During the Black List period of the late 1940s and 1950s, Hollywood shamed itself, joining a national witch-hunt designed to root out Communists from cultural institutions that presumably were being subverted.
One of the people caught in this maelstrom of chest-thumping, patriotic excess was Dalton Trumbo, the Colorado-bred screenwriter who had written movies such as A Man to Remember (1938), Kitty Foyle (1940) and Thirty Seconds Over Tokyo (1944). Trumbo also wrote Johnny Got His Gun, an acclaimed 1939 antiwar novel which won a National Book Award and which shook me to the core when I read it in high school.
In 1947, Trumbo was subpoenaed to testify before the House Un-American Activities Committee (HUAC). He was found in contempt of Congress for telling the Committee his political beliefs were none of its business. As a result of his defiance, Trumbo served nearly a year in prison, and was blacklisted by Hollywood studios for the next 13 years.
Desperate to support his family, Trumbo -- part of a group dubbed The Hollywood Ten -- turned out scripts for the King Brothers, schlockmeisters who didn't give a damn about politics.
Trumbo also persuaded other writers to pose as the authors of scripts he wrote. Trumbo's screenplay for Roman Holiday won an Academy Award. Screenwriter Ian McLellan Hunter fronted for Trumbo, and received the Oscar.
It wasn't until Spartacus (1960) that Trumbo's name again appeared on a movie screen, thanks mostly to the courageous insistence of Kirk Douglas, the movie's star.
OK, that's the background.
In the bio-pic Trumbo, Bryan Cranston, an actor of considerable command, plays the title role. Cranston captures the writer's wit, commitment and contradictions. Trumbo was a leftist who liked the trappings of wealth, and made no bones about hungering for recognition.
In a sometimes wooden and prosaic movie, Cranston does the kind of stand-out work that may earn him a best-actor nomination, even if -- at times -- it feels as if he's doing a one-man show on Broadway. In some ways, Trumbo is a one-man show rather than a richly developed movie, but it has its merits.
As the viperous Hedda Hopper, Helen Mirren gives the movie's second best performance. Hopper was a flag-waving right winger, as well as a power hungry gossip peddler who could make or break careers and didn't let those she wrote about forget it.
Director Jay Roach faced a difficult problem in making Trumbo. He's dealing with Hollywood personalities, some of whom are so well known they resist being played by other actors.
Michael Stuhlbarg comes close to capturing Edward G. Robinson, an actor who supported those who were being demonized by HUAC, but who ultimately named names. David James Elliott has the thankless job of portraying John Wayne; he finds the intonations in Wayne's voice, but we've all seen John Wayne and ... well ... you know how the rest of the quote goes.
Dean O'Gorman portrays Kirk Douglas, one of the story's heroes.
Louis C.K. creates a portrait of deep-seated depression as Black Listed writer Arlen Hird, a composite character who never quite understands Trumbo's preoccupations with success.
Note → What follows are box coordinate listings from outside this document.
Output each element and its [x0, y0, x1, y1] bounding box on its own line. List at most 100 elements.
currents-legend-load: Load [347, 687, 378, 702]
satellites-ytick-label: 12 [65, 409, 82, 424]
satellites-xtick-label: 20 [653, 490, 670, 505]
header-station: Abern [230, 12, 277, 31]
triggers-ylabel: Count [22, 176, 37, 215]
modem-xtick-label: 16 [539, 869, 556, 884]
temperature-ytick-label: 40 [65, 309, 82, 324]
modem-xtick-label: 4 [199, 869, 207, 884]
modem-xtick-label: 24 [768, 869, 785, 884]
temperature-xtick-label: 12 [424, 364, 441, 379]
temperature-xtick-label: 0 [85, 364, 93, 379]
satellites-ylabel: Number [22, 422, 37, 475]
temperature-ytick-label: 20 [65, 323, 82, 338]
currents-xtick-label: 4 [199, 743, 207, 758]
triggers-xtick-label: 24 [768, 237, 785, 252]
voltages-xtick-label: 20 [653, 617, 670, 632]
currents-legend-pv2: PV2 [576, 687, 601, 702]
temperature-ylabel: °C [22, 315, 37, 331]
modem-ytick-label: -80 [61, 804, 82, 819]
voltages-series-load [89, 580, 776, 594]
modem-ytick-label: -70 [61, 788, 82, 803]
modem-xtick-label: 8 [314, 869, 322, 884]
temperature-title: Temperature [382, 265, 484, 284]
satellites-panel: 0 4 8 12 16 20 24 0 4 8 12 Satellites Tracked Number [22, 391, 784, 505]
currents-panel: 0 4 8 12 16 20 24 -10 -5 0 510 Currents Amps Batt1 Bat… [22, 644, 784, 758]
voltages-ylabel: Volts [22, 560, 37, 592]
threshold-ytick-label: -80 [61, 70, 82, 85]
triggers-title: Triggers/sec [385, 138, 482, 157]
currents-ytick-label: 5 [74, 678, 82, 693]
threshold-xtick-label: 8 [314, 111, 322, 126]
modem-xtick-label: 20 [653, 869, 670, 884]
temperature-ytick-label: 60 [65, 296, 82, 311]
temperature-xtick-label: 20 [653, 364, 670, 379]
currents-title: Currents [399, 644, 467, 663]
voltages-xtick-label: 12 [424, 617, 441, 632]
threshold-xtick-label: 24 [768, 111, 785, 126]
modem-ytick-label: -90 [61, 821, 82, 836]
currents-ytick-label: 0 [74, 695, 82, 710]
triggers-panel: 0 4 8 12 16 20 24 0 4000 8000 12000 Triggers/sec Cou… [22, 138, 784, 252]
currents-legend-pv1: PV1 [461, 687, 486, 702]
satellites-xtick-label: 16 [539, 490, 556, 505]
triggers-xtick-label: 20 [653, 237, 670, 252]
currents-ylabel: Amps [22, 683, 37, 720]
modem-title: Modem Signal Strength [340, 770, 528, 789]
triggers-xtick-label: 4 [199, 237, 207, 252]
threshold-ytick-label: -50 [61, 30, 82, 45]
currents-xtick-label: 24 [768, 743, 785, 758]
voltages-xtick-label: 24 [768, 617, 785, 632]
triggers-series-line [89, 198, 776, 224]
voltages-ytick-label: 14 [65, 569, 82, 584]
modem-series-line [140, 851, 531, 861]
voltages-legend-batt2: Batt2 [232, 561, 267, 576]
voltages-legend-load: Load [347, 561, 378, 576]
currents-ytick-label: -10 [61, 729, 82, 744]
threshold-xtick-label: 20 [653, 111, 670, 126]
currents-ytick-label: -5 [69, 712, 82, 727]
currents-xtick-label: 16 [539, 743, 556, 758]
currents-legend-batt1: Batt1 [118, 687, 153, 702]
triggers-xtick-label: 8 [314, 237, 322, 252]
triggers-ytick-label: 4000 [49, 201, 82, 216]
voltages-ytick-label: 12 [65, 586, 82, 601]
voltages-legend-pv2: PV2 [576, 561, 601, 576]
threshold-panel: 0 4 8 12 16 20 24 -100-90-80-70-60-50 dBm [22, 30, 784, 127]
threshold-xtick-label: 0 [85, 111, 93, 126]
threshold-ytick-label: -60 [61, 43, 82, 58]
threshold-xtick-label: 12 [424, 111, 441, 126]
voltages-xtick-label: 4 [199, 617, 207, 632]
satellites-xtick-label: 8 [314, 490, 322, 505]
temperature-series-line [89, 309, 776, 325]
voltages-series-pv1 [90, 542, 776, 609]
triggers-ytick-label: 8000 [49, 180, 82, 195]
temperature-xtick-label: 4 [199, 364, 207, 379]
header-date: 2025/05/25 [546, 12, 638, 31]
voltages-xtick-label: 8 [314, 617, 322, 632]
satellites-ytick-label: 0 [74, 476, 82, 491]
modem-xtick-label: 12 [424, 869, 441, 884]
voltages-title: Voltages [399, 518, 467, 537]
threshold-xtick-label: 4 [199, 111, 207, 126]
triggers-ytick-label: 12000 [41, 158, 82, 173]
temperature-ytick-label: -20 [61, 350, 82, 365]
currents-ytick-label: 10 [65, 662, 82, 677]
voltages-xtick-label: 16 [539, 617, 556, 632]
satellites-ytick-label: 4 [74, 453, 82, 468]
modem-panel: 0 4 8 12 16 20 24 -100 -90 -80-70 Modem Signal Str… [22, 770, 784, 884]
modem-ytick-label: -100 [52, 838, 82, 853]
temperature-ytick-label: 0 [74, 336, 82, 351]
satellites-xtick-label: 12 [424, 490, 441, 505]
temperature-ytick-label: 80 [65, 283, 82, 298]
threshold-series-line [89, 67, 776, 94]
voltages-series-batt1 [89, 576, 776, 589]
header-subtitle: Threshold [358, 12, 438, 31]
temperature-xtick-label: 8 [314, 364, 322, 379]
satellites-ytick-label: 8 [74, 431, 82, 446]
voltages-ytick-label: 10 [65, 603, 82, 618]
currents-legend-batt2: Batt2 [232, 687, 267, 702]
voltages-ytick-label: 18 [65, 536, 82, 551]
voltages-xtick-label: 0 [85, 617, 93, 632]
Put another way, Trumbo wasn't exactly a purist when it came to politics.
As the crassly entrepreneurial but fiercely loyal Frank King, John Goodman steals every scene he's in. Diane Lane plays Trumbo's wife, Cleo. Elle Fanning has a nice scene as Niki, Trumbo's oldest daughter, a firebrand in her own right.
Roach's previous efforts include Meet the Parents, Meet the Fockers and Austin Powers: The Spy Who Shagged Me, not exactly the best preparation for this kind of material.
Trumbo doesn't fully engage the ideological battle the Hollywood Ten fought or, perhaps, more accurately, the war that was fought against them.
But even this CliffsNotes version has some emotional clout, a testament to the inherent power of the story, to Cranston's charisma and to the fact that Trumbo's suffering was, by any measure, entirely unnecessary.